Participation with Non-Attorneys: The second part of the attorney's inquiry concerns the ways in which the attorney can ethically collaborate with a non-attorney in the advertising and operation of a mediation service. The attorney wishes to know if he may advertise as an attorney, advertise jointly with a family counselor co-mediator, use a trade name, and finally, divide mediation fees with the co-mediator. The inquiry states that the proposed business arrangements would not involve a partnership between the attorney and the counselor.
An attorney may certainly identify himself as such through the use of such a term as "Esq." where the designation is relevant to the attorney's activities. Since the committee views the mediator role, when undertaken by an attorney, as involving use of the attorney's legal training and skills, such advertising is permissible.
Attorneys may not enter into a partnership with non-lawyers if any of the partnership activities consist of the practice of law. DR 3-103(A). See also DR 5-107(C) on professional corporations and associations. Our jurisdiction as a committee does not extend to questions of unauthorized practice of law. Since the inquiry here does not contemplate the establishment of a partnership, we assume that there will be no formal partnership and that the parties will take steps to avoid structuring their relationship in any way which would result in their being held to have operated as a partnership. In light of this, we address the remaining questions.
All advertising and other public communications engaged in by an attorney must be free of deceptive statements or claims. DR 2-101(A). Letterheads are similarly constrained. DR 2-102(A). The danger in shared letterhead or team advertising is that it may be deceptive if it suggests the existence of a partnership or associational relationship where there is, in fact, none. Advertising and public communications of the type the attorney proposes must, therefore, take care to clarify the lack of any partnership relationship between the participants in such joint communications. The use of a trade name such as "City Mediation Services" would raise similar concerns in terms of the potential for deception.
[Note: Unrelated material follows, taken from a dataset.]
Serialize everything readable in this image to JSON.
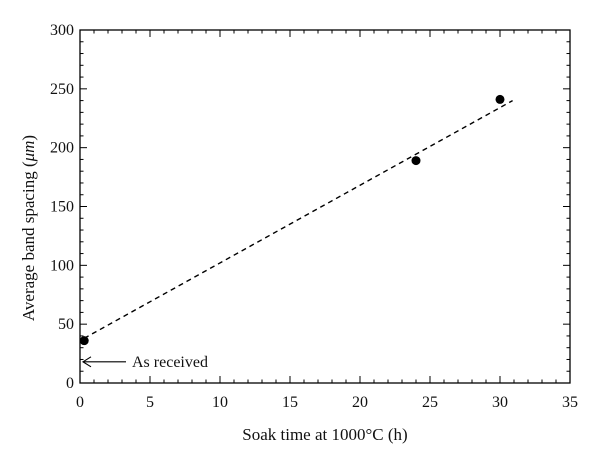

Under DR 3-102, a lawyer may not share "legal fees" with a non-lawyer. Without relying on the technical question of whether a fee for mediation services conducted by an attorney is a "legal fee," this rule serves an important function in preventing deception of the consumer. The inquiry does not make it clear whether the fee division is to be made as a business profit-sharing, which would probably run afoul of DR 3-102, or whether what is contemplated is the division of a total fee between the co-mediators based on the services rendered by each. We believe the better practice would be to separately charge the participants for the respective services of the lawyer and non-lawyer mediator.
In the committee's view, avoiding the potential for deception depends upon accurately providing information concerning the mediation team members and their relationships. The choice of any term, such as "consultant" or "associate" to describe the relationship between the attorney and non-attorney, should therefore be accurate and avoid possible confusion of the parties as to the nature and source of the services rendered.


Permission to publish granted by the Board of Delegates on June 27, 1985.
As stated in the Rules of the Committee on Professional Ethics, this advice is that of a committee without official governmental status.
1. We note also the adoption by the American Bar Association of Standards of Practice for Lawyer Mediators in Family Disputes. See 18 Fam. L.Q. 363 (1984).